Em cerimônia que marcou os 100 dias do Pacto Nacional Contra o Feminicídio, o presidente Luiz Inácio Lula da Silva sancionou projetos de lei e assinou dois decretos que alteram significativamente as regras de funcionamento das plataformas digitais no Brasil. As medidas, voltadas especialmente à proteção das mulheres no ambiente virtual e à atualização do Marco Civil da Internet, entram em vigor assim que forem publicadas no Diário Oficial da União nesta quinta-feira, 20 de maio de 2026. Durante o evento, Lula destacou o impacto da internet na sociedade ao afirmar que ninguém é mais o mesmo depois da internet.

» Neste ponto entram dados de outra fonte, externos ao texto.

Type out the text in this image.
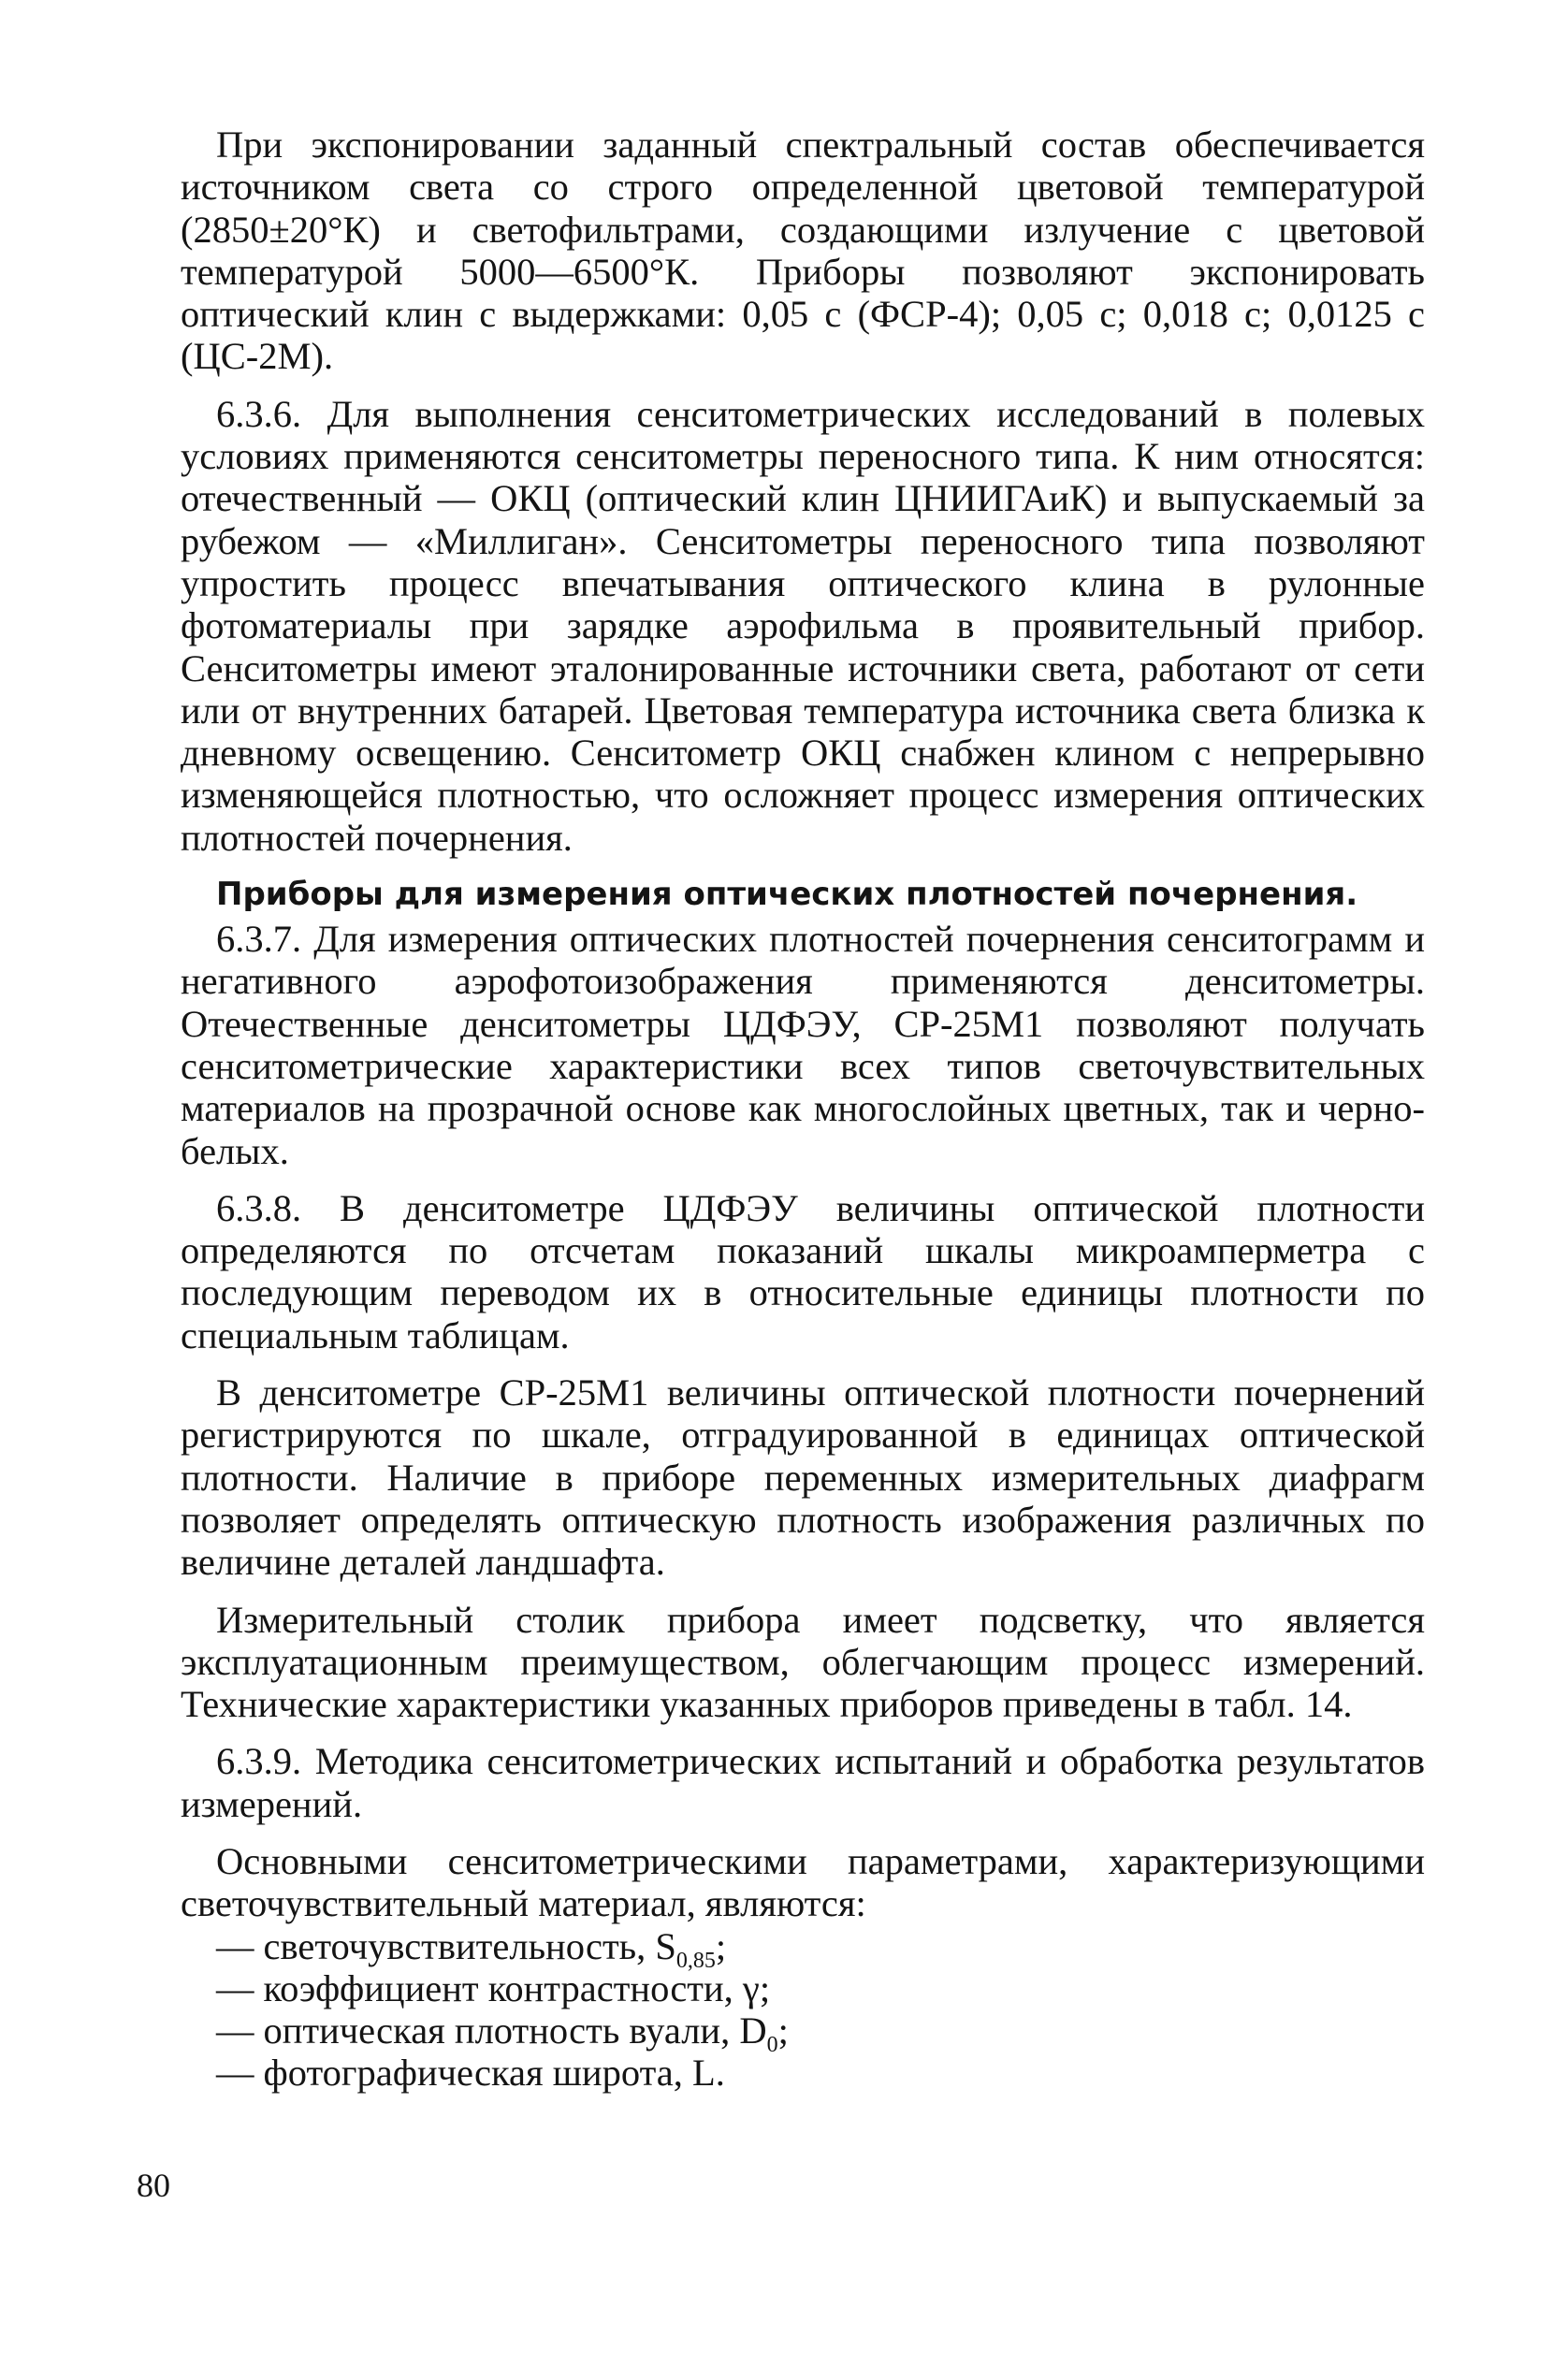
При экспонировании заданный спектральный состав обеспечивается источником света со строго определенной цветовой температурой (2850±20°К) и светофильтрами, создающими излучение с цветовой температурой 5000—6500°К. Приборы позволяют экспонировать оптический клин с выдержками: 0,05 с (ФСР-4); 0,05 с; 0,018 с; 0,0125 с (ЦС-2М).

6.3.6. Для выполнения сенситометрических исследований в полевых условиях применяются сенситометры переносного типа. К ним относятся: отечественный — ОКЦ (оптический клин ЦНИИГАиК) и выпускаемый за рубежом — «Миллиган». Сенситометры переносного типа позволяют упростить процесс впечатывания оптического клина в рулонные фотоматериалы при зарядке аэрофильма в проявительный прибор. Сенситометры имеют эталонированные источники света, работают от сети или от внутренних батарей. Цветовая температура источника света близка к дневному освещению. Сенситометр ОКЦ снабжен клином с непрерывно изменяющейся плотностью, что осложняет процесс измерения оптических плотностей почернения.

Приборы для измерения оптических плотностей почернения.

6.3.7. Для измерения оптических плотностей почернения сенситограмм и негативного аэрофотоизображения применяются денситометры. Отечественные денситометры ЦДФЭУ, СР-25М1 позволяют получать сенситометрические характеристики всех типов светочувствительных материалов на прозрачной основе как многослойных цветных, так и черно-белых.

6.3.8. В денситометре ЦДФЭУ величины оптической плотности определяются по отсчетам показаний шкалы микроамперметра с последующим переводом их в относительные единицы плотности по специальным таблицам.

В денситометре СР-25М1 величины оптической плотности почернений регистрируются по шкале, отградуированной в единицах оптической плотности. Наличие в приборе переменных измерительных диафрагм позволяет определять оптическую плотность изображения различных по величине деталей ландшафта.

Измерительный столик прибора имеет подсветку, что является эксплуатационным преимуществом, облегчающим процесс измерений. Технические характеристики указанных приборов приведены в табл. 14.

6.3.9. Методика сенситометрических испытаний и обработка результатов измерений.

Основными сенситометрическими параметрами, характеризующими светочувствительный материал, являются:

— светочувствительность, $S_{0,85}$;
— коэффициент контрастности, γ;
— оптическая плотность вуали, $D_0$;
— фотографическая широта, L.
80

Com a nova regulamentação, as chamadas big techs poderão ser responsabilizadas civilmente se não removerem conteúdos criminosos após serem notificadas ou se apresentarem falhas no combate a golpes e crimes virtuais, mesmo sem uma ordem judicial prévia. A responsabilização automática vale para crimes graves como terrorismo, racismo, ataques à democracia e violência contra crianças e mulheres. Para crimes em geral, as empresas serão responsabilizadas se receberem uma denúncia direta do usuário e não retirarem o conteúdo de circulação.

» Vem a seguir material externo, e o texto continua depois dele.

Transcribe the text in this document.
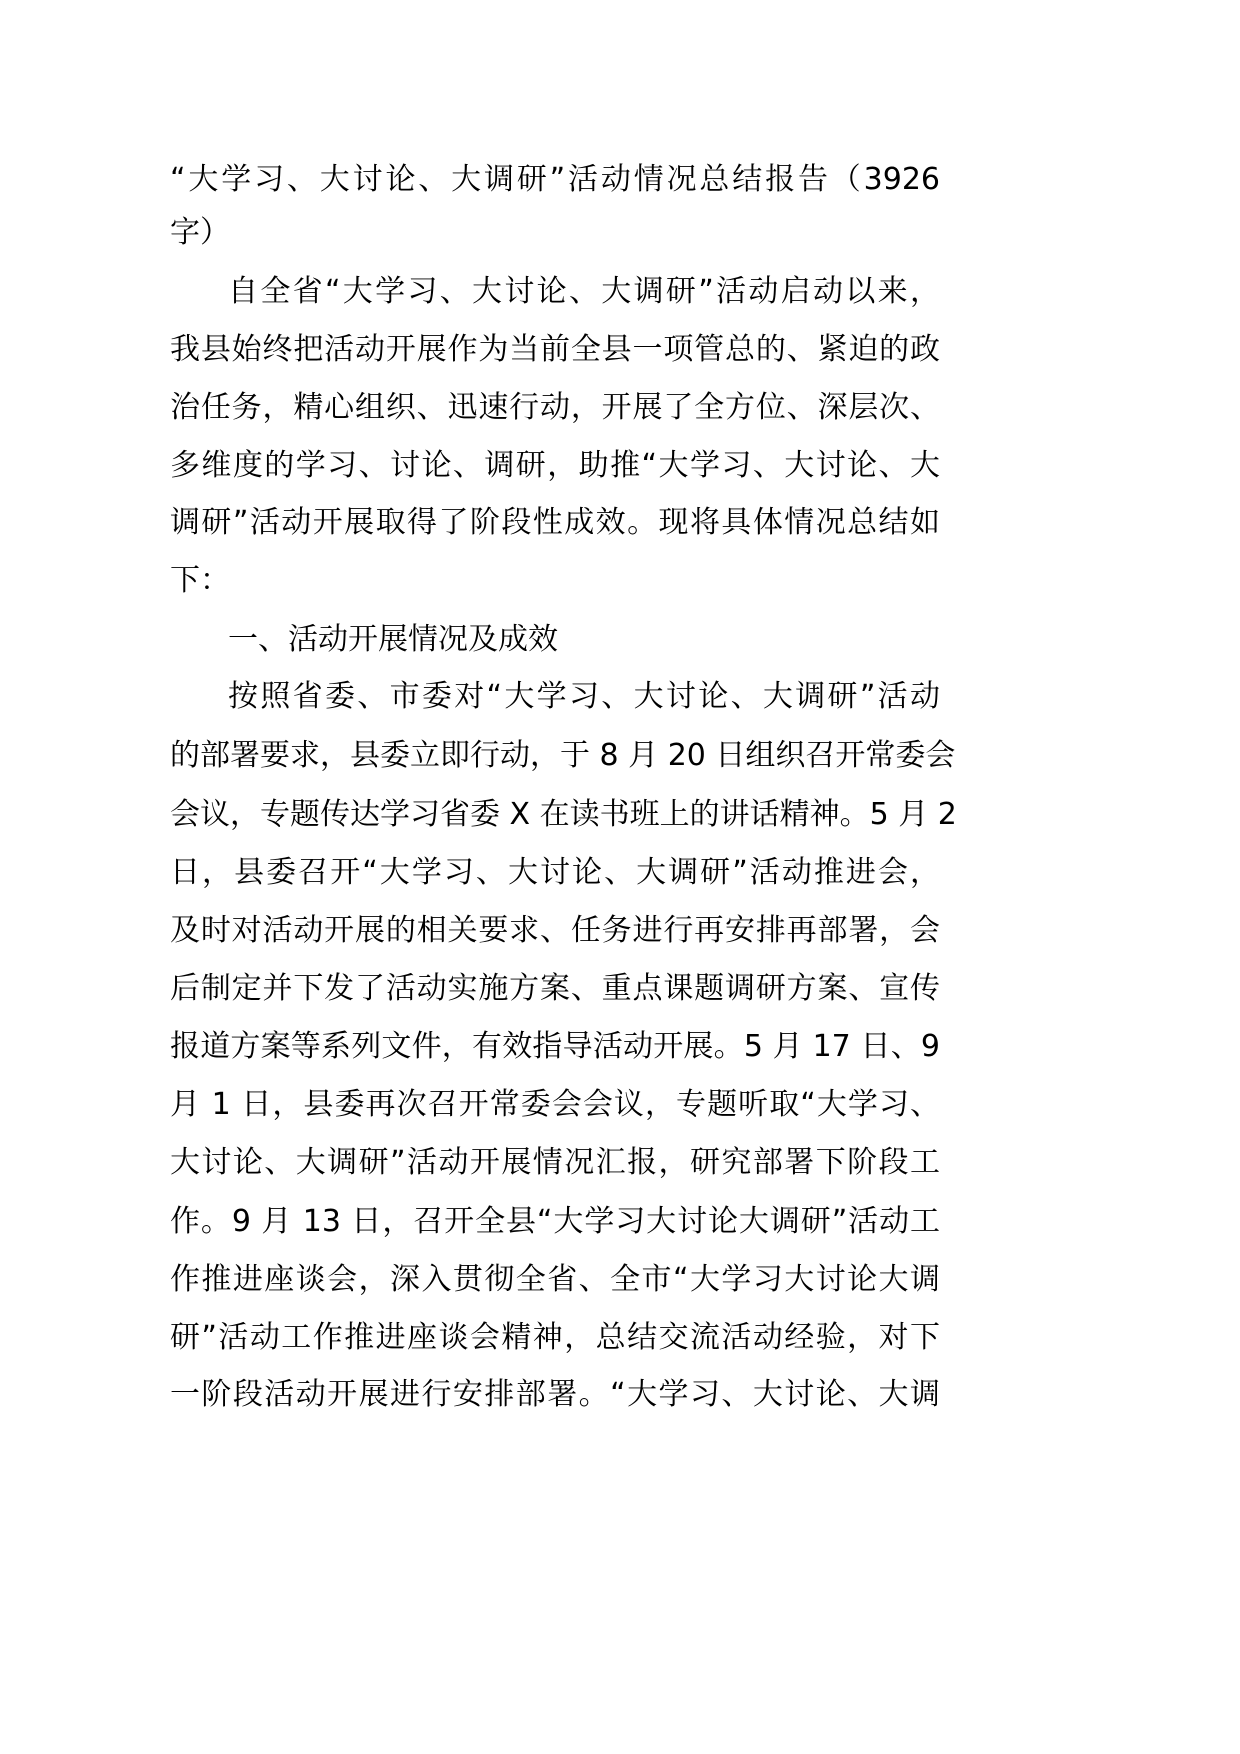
“大学习、大讨论、大调研”活动情况总结报告（3926
字）
自全省“大学习、大讨论、大调研”活动启动以来，
我县始终把活动开展作为当前全县一项管总的、紧迫的政
治任务，精心组织、迅速行动，开展了全方位、深层次、
多维度的学习、讨论、调研，助推“大学习、大讨论、大
调研”活动开展取得了阶段性成效。现将具体情况总结如
下：
一、活动开展情况及成效
按照省委、市委对“大学习、大讨论、大调研”活动
的部署要求，县委立即行动，于 8 月 20 日组织召开常委会
会议，专题传达学习省委 X 在读书班上的讲话精神。5 月 2
日，县委召开“大学习、大讨论、大调研”活动推进会，
及时对活动开展的相关要求、任务进行再安排再部署，会
后制定并下发了活动实施方案、重点课题调研方案、宣传
报道方案等系列文件，有效指导活动开展。5 月 17 日、9
月 1 日，县委再次召开常委会会议，专题听取“大学习、
大讨论、大调研”活动开展情况汇报，研究部署下阶段工
作。9 月 13 日，召开全县“大学习大讨论大调研”活动工
作推进座谈会，深入贯彻全省、全市“大学习大讨论大调
研”活动工作推进座谈会精神，总结交流活动经验，对下
一阶段活动开展进行安排部署。“大学习、大讨论、大调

O segundo decreto estabelece regras rígidas e inéditas para proteger as mulheres no ambiente virtual. A partir de agora, as redes sociais são obrigadas a retirar do ar conteúdos de nudez, sejam fotos reais ou falsas geradas por inteligência artificial, em até duas horas após a notificação da vítima. Além disso, os algoritmos deverão ser configurados para reduzir o alcance de ataques coordenados contra mulheres na internet. A fiscalização do cumprimento dessas regras ficará a cargo da Agência Nacional de Proteção de Dados, a ANPD.

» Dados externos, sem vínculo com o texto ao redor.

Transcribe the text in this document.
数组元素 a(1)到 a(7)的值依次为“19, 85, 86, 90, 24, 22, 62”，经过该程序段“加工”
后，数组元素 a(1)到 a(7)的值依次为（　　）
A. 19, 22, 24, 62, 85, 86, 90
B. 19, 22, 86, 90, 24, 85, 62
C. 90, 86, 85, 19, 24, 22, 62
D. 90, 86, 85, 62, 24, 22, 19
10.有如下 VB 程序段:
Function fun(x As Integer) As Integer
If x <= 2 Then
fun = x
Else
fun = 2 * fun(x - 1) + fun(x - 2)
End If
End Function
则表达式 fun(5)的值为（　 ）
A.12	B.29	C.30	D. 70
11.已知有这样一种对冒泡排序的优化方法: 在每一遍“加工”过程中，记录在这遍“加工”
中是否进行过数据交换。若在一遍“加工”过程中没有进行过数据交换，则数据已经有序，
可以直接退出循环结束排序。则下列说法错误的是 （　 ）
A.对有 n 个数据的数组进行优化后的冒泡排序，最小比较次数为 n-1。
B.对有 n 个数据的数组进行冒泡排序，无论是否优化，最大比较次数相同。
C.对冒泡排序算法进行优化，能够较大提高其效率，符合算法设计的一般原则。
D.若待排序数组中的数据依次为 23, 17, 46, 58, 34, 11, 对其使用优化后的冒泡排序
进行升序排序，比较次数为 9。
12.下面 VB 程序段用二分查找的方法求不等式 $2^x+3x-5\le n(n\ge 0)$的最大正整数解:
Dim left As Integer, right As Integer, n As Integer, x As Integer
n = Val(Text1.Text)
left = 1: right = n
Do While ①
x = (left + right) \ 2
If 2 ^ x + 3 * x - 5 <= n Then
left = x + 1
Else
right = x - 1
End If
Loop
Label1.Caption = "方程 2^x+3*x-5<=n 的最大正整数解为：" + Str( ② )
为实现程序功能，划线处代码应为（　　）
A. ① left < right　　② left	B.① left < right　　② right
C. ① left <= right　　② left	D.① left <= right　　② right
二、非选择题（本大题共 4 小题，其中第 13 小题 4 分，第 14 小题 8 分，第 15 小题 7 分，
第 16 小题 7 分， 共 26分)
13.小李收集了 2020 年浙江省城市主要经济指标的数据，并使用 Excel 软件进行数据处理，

O presidente também sancionou leis complementares, entre elas a que cria o Cadastro Nacional de Condenados por Violência contra a Mulher. Em seu discurso, Lula afirmou que a luta não é apenas das mulheres, é do ser humano, e cobrou uma mudança de postura dos homens. Ele destacou o trabalho do comitê liderado pela primeira-dama Janja da Silva e alertou que o ódio contra a mulher virou algoritmo e entretenimento na internet. O presidente disse ainda que está orgulhoso do trabalho realizado nesses 100 dias e pediu que os homens parem de matar mulheres.

Segundo o Ministério da Justiça, operações policiais em todo o país prenderam mais de 6.300 agressores. Mais de 6.500 mulheres usam um aparelho rastreador que emite um alerta à polícia caso o agressor, monitorado por tornozeleira eletrônica, tente se aproximar. A rede de acolhimento físico, como as Casas da Mulher Brasileira, prestou 148 mil atendimentos desde o início do ano. O canal Ligue 180 registrou 300 mil atendimentos só no primeiro trimestre, com aumento de 14% na procura. Agora, o governo quer avançar na tipificação do crime de misoginia para equipará-lo ao crime de racismo, e promete entregar mais 27 unidades da Casa da Mulher Brasileira em todo o país.

Na ausência do presidente do Congresso, Davi Alcolumbre, o presidente da Câmara, Hugo Motta, representou o Legislativo e destacou as mais de 70 matérias aprovadas pelos deputados sobre o tema. Ele defendeu que o debate sobre a redução da jornada de trabalho é fundamental para que as vítimas de violência tenham tempo para denunciar os agressores e reconstruir suas vidas. O presidente do Supremo Tribunal Federal, Edson Fachin, reforçou o compromisso do Judiciário, ressaltando que cem dias não bastam para reverter séculos de violência. O STF e o Conselho Nacional de Justiça revelaram que a Justiça está mais ágil: mais da metade das medidas protetivas, 53%, são analisadas no mesmo dia do pedido.